Quick FYI, I'm really stoked to check out the code here! As you may have noticed, we're currently prepping up for a hotfix release (0.6.1), so ultimately those PRs have higher priority for now. But rest assured I'll review this PR soon :slightly_smiling_face:

apyrgio commented 2 months ago

Hey @naglis, I went ahead and refactored your branch a bit, with the following changes:

  1. I added a new uncommon_filename fixture, which is basically uncommon_text, with the exception of the invalid Unicode character that doesn't work in macOS filenames. I use this fixture instead of your string with Unicode surrogate escapes, so that we can have cross-platform tests for files with uncommon Unicode characters in them.
  2. I squashed some commits, so that the Git history does not contain click.format_filename().
  3. I retained your Git authorship where applicable.

(Also, sorry for force-pushing in your branch. For reference, the original branch is tracked infix-printing-filename-naglis in this repo)

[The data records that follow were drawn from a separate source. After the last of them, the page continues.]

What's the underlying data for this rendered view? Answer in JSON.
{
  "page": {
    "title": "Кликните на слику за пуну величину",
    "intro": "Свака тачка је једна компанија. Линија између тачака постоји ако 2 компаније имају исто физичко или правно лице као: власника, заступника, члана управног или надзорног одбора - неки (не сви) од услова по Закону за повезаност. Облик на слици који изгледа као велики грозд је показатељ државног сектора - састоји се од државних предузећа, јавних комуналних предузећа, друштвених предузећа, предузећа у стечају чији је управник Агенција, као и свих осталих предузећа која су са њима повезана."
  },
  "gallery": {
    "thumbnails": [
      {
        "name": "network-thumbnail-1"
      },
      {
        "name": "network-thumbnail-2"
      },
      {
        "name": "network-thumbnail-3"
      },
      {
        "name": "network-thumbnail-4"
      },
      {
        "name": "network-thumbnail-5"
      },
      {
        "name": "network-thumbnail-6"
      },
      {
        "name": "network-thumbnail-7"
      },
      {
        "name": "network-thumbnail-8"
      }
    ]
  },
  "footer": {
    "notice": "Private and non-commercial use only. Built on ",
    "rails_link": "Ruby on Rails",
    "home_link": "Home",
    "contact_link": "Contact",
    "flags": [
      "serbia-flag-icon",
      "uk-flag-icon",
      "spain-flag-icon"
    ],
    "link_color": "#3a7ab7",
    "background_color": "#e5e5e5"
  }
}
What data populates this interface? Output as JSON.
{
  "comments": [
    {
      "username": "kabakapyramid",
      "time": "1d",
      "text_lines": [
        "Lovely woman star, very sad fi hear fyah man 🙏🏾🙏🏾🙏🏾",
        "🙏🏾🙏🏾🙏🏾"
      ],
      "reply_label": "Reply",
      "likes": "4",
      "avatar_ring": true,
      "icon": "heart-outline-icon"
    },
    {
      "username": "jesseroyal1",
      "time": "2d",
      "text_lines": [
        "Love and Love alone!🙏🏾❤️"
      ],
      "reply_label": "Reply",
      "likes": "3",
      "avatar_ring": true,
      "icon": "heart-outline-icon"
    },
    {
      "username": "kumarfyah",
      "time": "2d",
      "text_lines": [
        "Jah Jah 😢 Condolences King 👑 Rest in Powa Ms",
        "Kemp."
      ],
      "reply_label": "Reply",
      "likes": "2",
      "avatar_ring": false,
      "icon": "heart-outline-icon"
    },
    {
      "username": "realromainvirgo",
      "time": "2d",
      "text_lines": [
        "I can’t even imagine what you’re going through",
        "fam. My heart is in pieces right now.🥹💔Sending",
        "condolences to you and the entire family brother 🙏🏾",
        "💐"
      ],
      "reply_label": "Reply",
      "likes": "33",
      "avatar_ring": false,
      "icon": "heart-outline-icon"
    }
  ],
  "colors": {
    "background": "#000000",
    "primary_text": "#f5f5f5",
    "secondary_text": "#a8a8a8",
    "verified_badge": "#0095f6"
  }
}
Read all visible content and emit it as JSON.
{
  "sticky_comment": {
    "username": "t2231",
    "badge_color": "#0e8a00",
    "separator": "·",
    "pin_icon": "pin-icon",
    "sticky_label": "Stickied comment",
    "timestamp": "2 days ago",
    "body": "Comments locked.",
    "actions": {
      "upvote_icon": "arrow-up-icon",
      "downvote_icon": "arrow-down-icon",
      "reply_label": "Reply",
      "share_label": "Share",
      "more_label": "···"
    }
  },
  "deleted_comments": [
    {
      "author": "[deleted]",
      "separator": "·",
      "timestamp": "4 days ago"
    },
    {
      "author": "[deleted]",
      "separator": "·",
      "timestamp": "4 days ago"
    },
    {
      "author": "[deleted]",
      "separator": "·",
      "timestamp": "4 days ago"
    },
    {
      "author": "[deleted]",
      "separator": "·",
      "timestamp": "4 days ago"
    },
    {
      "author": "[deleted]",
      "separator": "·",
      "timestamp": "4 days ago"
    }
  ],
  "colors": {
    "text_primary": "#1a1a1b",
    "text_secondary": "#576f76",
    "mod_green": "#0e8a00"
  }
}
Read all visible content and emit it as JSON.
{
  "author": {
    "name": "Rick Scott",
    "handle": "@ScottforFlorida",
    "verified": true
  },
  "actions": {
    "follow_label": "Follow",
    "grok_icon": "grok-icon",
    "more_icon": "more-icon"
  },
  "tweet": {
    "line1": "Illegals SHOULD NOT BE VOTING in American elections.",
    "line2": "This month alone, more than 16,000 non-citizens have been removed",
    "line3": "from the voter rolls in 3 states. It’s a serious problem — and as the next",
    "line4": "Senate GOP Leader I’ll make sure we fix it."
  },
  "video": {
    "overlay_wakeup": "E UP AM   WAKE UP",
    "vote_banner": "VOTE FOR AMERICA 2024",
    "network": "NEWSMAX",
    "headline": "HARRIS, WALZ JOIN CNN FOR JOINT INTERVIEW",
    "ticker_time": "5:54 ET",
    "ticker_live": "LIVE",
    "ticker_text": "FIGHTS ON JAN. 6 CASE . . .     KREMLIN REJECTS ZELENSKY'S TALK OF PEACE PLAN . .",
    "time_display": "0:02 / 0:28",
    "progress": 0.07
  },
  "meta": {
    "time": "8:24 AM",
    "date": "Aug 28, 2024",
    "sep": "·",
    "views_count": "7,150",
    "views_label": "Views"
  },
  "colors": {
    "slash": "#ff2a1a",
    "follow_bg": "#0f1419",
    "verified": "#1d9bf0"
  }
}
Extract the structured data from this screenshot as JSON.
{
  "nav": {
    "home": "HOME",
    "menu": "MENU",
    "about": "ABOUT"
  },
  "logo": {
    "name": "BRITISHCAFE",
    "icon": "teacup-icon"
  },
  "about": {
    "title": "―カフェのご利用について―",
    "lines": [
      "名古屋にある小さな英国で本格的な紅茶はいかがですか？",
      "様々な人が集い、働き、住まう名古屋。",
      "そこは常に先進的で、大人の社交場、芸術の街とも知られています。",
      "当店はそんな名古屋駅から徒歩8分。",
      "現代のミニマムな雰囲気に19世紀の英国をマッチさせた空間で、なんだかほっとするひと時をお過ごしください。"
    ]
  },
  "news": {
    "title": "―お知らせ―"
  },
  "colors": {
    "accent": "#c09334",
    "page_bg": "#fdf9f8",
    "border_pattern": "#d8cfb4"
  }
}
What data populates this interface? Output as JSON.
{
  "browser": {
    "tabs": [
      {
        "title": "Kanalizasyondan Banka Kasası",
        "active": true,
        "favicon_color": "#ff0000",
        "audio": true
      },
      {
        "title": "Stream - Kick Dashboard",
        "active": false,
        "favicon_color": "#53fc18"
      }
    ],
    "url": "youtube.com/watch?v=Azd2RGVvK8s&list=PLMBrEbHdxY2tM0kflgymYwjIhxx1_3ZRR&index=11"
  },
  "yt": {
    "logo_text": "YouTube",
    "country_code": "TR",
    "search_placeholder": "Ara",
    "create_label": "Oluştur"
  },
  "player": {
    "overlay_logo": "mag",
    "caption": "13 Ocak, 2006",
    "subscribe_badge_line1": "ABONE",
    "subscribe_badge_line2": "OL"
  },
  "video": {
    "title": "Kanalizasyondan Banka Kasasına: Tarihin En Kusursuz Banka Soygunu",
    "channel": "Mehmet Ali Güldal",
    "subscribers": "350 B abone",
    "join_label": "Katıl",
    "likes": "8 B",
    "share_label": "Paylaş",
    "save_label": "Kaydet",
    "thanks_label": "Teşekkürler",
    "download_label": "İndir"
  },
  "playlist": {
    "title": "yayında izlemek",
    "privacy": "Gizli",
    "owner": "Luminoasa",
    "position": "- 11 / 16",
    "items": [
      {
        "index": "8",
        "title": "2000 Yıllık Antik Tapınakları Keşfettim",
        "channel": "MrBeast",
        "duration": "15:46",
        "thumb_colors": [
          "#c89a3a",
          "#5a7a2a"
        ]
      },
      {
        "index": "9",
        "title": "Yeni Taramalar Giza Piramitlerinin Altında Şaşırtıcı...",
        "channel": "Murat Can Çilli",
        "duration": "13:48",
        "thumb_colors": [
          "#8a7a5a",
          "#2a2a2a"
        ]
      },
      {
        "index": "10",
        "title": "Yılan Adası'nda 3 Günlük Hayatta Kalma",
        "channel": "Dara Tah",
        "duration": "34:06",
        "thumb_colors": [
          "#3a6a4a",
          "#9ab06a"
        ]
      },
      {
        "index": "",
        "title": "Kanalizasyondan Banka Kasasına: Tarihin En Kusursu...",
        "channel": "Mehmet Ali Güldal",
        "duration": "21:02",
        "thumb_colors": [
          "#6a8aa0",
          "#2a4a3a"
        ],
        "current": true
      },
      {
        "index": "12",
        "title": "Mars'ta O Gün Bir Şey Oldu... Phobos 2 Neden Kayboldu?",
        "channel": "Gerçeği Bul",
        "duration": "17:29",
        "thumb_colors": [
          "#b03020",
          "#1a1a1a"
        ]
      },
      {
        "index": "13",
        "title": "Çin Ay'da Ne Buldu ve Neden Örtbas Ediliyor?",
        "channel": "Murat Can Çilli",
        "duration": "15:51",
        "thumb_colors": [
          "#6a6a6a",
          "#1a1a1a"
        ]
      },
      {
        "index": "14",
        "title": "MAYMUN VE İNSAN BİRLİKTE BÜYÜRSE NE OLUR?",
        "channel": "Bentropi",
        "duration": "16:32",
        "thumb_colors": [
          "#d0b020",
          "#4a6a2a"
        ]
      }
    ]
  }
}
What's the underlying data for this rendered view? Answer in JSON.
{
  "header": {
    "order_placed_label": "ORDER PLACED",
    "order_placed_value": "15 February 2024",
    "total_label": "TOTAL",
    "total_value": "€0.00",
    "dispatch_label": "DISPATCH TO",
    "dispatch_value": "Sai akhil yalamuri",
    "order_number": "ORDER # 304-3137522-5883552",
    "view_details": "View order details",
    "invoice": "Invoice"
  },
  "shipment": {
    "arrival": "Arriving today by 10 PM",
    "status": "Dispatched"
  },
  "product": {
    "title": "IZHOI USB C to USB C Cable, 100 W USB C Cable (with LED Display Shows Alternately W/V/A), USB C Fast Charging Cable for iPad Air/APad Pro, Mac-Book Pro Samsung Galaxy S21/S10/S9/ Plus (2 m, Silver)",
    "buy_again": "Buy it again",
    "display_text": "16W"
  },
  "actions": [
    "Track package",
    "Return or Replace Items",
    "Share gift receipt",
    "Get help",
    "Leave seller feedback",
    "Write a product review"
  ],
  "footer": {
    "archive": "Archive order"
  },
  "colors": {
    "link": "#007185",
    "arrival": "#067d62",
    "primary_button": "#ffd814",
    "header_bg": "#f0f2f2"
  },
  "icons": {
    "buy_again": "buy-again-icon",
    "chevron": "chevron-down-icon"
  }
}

If you are ok with the changes, I can resolve the conversations and merge this PR in time for 0.6.1. Else, we can discuss more and merge it afterwards. No pressure in any case :slightly_smiling_face:

naglis commented 2 months ago

If you are ok with the changes, I can resolve the conversations and merge this PR in time for 0.6.1. Else, we can discuss more and merge it afterwards. No pressure in any case 🙂

Fine with me, the changes look good. Thanks for collaborating!